Pero este texto no es sobre la moción de censura que derribó al gobierno. Nosotros, los sociólogos, no nos ocupamos de eso. O, me atrevo a decir, no todos… Es más bien sobre el hecho de que en la intersección de estas luchas políticas está la vida cotidiana, que necesitaría un poco de previsibilidad. Por supuesto, el público también tiene su parte de culpa. ¡Qué les gustan las emociones en la campaña electoral! ¡Qué les gusta lanzar votos negativos! Pero en algún momento todos nos despertamos y nos damos cuenta de que cada vez menos cosas son predecibles en Rumanía.
Al final de la semana pasada, INSCOP publicó aquí algunas cifras sobre valores humanos generales. Resulta que el 88% de los rumanos prefieren una vida modesta, pero segura, a una próspera, pero incierta. El 75% cree que la mayoría de las personas intenta aprovecharse de los demás. Claro, si lees todo el informe, verás que las respuestas a algunas de las afirmaciones parecen contradictorias (https://www.inscop.ro/wp-content/uploads/2026/04/30.04.2026-Barometru-Informat.ro-Inscop-Valori-sociale.pdf). Esto dice algo sobre el clima de opinión pública en nuestro país y sobre las señales contradictorias que la persona común debe gestionar. Algunas son respuestas que remiten a la idea de seguridad personal, otras son aspiracionales individuales, otras son sobre cómo sería bonito que fueran. En algunos lugares, parece incluso una confusión de valores: por ejemplo, quiero invertir, pero quiero estar seguro de que saldrá bien. Quiero trabajar más, pero quiero estar seguro de que me convertiré en millonario en cinco años. De lo contrario, no merece la pena.
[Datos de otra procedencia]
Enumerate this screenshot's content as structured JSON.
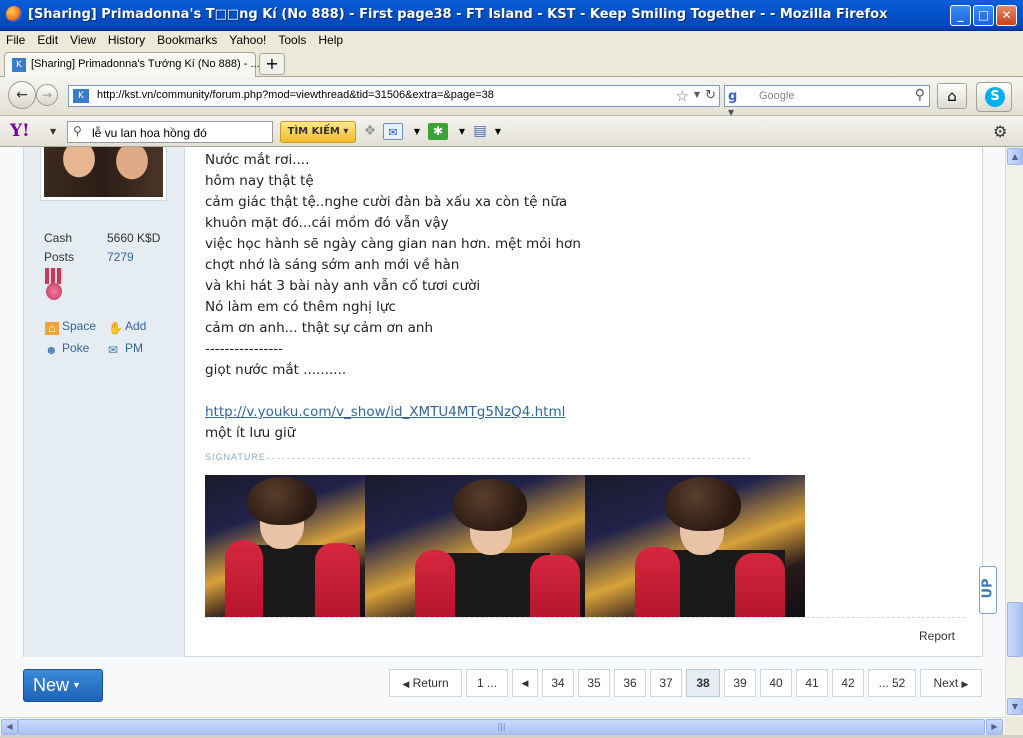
{
  "window": {
    "title": "[Sharing] Primadonna's T□□ng Kí (No 888) - First page38 - FT Island - KST - Keep Smiling Together - - Mozilla Firefox",
    "minimize_label": "_",
    "maximize_label": "□",
    "close_label": "✕"
  },
  "menu": {
    "items": [
      "File",
      "Edit",
      "View",
      "History",
      "Bookmarks",
      "Yahoo!",
      "Tools",
      "Help"
    ]
  },
  "tabs": {
    "active_label": "[Sharing] Primadonna's Tướng Kí (No 888) - ...",
    "new_tab_label": "+"
  },
  "nav": {
    "url": "http://kst.vn/community/forum.php?mod=viewthread&tid=31506&extra=&page=38",
    "search_placeholder": "Google",
    "search_engine_icon": "google-icon"
  },
  "yahoo": {
    "logo": "Y!",
    "search_value": "lễ vu lan hoa hồng đó",
    "search_button": "TÌM KIẾM"
  },
  "user": {
    "stats": [
      {
        "label": "Cash",
        "value": "5660 K$D"
      },
      {
        "label": "Posts",
        "value": "7279"
      }
    ],
    "links": {
      "space": "Space",
      "add": "Add",
      "poke": "Poke",
      "pm": "PM"
    }
  },
  "post": {
    "lines": [
      "Nước mắt rơi....",
      "hôm nay thật tệ",
      "cảm giác thật tệ..nghe cười đàn bà xấu xa còn tệ nữa",
      "khuôn mặt đó...cái mồm đó vẫn vậy",
      "việc học hành sẽ ngày càng gian nan hơn. mệt mỏi hơn",
      "chợt nhớ là sáng sớm anh mới về hàn",
      "và khi hát 3 bài này anh vẫn cố tươi cười",
      "Nó làm em có thêm nghị lực",
      "cảm ơn anh... thật sự cảm ơn anh",
      "----------------",
      "giọt nước mắt .........."
    ],
    "link": "http://v.youku.com/v_show/id_XMTU4MTg5NzQ4.html",
    "after_link": "một ít lưu giữ",
    "signature_label": "SIGNATURE",
    "report_label": "Report"
  },
  "pagination": {
    "new_button": "New",
    "return_label": "Return",
    "first_label": "1 ...",
    "pages": [
      "34",
      "35",
      "36",
      "37",
      "38",
      "39",
      "40",
      "41",
      "42"
    ],
    "current_page": "38",
    "last_label": "... 52",
    "next_label": "Next"
  },
  "up_button": "UP"
}
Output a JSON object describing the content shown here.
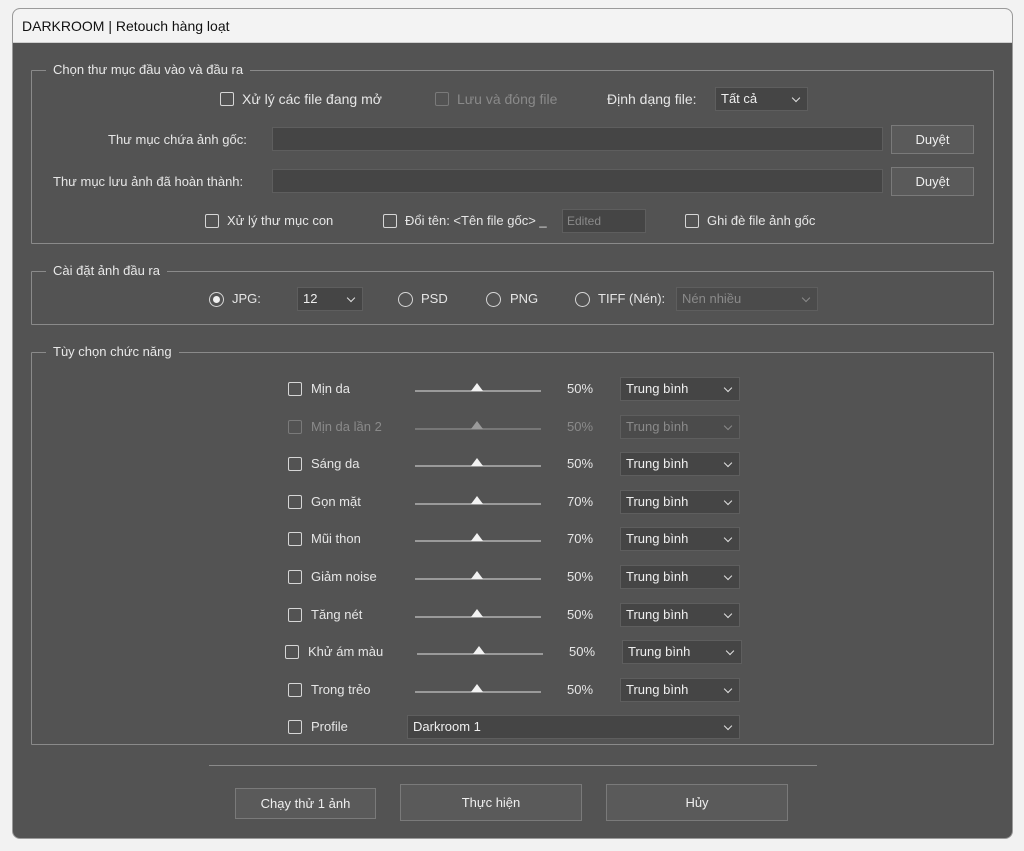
{
  "window": {
    "title": "DARKROOM | Retouch hàng loạt"
  },
  "io": {
    "legend": "Chọn thư mục đầu vào và đầu ra",
    "process_open_label": "Xử lý các file đang mở",
    "save_close_label": "Lưu và đóng file",
    "format_label": "Định dạng file:",
    "format_value": "Tất cả",
    "source_label": "Thư mục chứa ảnh gốc:",
    "dest_label": "Thư mục lưu ảnh đã hoàn thành:",
    "browse_label": "Duyệt",
    "subfolder_label": "Xử lý thư mục con",
    "rename_label": "Đổi tên: <Tên file gốc> _",
    "rename_placeholder": "Edited",
    "overwrite_label": "Ghi đè file ảnh gốc"
  },
  "output": {
    "legend": "Cài đặt ảnh đầu ra",
    "jpg_label": "JPG:",
    "jpg_quality": "12",
    "psd_label": "PSD",
    "png_label": "PNG",
    "tiff_label": "TIFF (Nén):",
    "tiff_compression": "Nén nhiều",
    "selected": "jpg"
  },
  "functions": {
    "legend": "Tùy chọn chức năng",
    "items": [
      {
        "label": "Mịn da",
        "percent": "50%",
        "level": "Trung bình",
        "slider": 0.5,
        "enabled": true
      },
      {
        "label": "Mịn da lần 2",
        "percent": "50%",
        "level": "Trung bình",
        "slider": 0.5,
        "enabled": false
      },
      {
        "label": "Sáng da",
        "percent": "50%",
        "level": "Trung bình",
        "slider": 0.5,
        "enabled": true
      },
      {
        "label": "Gọn mặt",
        "percent": "70%",
        "level": "Trung bình",
        "slider": 0.5,
        "enabled": true
      },
      {
        "label": "Mũi thon",
        "percent": "70%",
        "level": "Trung bình",
        "slider": 0.5,
        "enabled": true
      },
      {
        "label": "Giảm noise",
        "percent": "50%",
        "level": "Trung bình",
        "slider": 0.5,
        "enabled": true
      },
      {
        "label": "Tăng nét",
        "percent": "50%",
        "level": "Trung bình",
        "slider": 0.5,
        "enabled": true
      },
      {
        "label": "Khử ám màu",
        "percent": "50%",
        "level": "Trung bình",
        "slider": 0.5,
        "enabled": true
      },
      {
        "label": "Trong trẻo",
        "percent": "50%",
        "level": "Trung bình",
        "slider": 0.5,
        "enabled": true
      }
    ],
    "profile_label": "Profile",
    "profile_value": "Darkroom 1"
  },
  "footer": {
    "test_run_label": "Chạy thử 1 ảnh",
    "run_label": "Thực hiện",
    "cancel_label": "Hủy"
  }
}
Prefiero menos, pero seguro, era un tema recurrente de las encuestas de los años 90. Algunos analistas criticaban tales respuestas y explicaban cómo nos muestran que los rumanos no tienen una actitud emprendedora, no están dispuestos a ir más allá, como dice el americano. En realidad, se trata de otra cosa. La persona percibe más bien que la sociedad (no solo el estado, sino la sociedad, es decir, incluyendo las empresas privadas, el mercado en sí, el público, los compradores) no premia el esfuerzo, el trabajo bien hecho, no distribuye transparentemente los recursos, no amortigua los posibles choques, etc. En otras palabras, cuando llegas a no tener nada, realmente no tienes nada. Muchas veces, sin embargo, más, con más trabajo y más riesgos, no es realmente tanto como para que merezca la pena el trabajo y los riesgos. Y las asociaciones con otros te ponen, no pocas veces, en situaciones y circunstancias dudosas porque, no es así, cada uno tiene una historia que los demás no conocen.
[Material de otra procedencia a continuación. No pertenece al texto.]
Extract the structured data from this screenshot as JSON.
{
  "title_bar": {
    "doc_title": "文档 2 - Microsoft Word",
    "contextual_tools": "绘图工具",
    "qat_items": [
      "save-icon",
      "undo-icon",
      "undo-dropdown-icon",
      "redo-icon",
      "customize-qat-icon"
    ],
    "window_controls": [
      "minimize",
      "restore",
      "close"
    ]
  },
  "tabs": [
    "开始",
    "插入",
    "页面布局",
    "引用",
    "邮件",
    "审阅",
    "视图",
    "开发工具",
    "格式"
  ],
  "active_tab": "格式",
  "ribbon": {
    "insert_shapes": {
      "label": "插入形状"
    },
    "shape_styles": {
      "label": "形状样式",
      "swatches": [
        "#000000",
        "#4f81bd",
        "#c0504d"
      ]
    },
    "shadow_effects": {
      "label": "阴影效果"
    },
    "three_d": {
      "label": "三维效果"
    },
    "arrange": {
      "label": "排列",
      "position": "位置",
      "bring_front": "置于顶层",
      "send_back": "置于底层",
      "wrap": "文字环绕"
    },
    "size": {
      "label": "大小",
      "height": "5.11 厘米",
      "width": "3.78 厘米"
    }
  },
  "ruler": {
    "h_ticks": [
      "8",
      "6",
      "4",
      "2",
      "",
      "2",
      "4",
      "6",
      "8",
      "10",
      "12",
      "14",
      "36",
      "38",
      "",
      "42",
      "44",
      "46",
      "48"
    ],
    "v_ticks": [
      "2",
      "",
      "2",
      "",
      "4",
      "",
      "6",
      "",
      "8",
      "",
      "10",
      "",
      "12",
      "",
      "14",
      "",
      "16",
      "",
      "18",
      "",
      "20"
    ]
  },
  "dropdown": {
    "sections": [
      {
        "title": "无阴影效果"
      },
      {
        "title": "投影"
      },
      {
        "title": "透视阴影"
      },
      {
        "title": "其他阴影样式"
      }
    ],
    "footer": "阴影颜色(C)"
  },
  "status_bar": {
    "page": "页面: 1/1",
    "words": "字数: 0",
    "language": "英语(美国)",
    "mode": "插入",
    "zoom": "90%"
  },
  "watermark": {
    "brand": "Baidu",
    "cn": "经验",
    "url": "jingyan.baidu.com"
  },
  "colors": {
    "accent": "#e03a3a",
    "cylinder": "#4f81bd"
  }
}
Y, después de que te dicen que asumas, que inviertas y que tengas confianza, ves que el presupuesto para 2026 aparece recién en marzo-abril y que va a bajar por la vía jerárquica hacia las instituciones más pequeñas hasta mayo-junio, convirtiéndose de alguna manera operativo a mitad de año. Y ves que, tres semanas después de la adopción forzada del presupuesto nacional, cae el gobierno. Empleado o emprendedor, joven que debería empezar a trabajar, o anciano que debería retirarse tranquilamente, no hay forma de que te diga bien una combinación así. Y aquí tenemos que, en lugar de votos-de-confianza, tenemos un sistema político-electoral alimentado prioritariamente con carretillas enteras, si no camiones de votos-de-descontento. Cada uno trae lo que tiene en casa.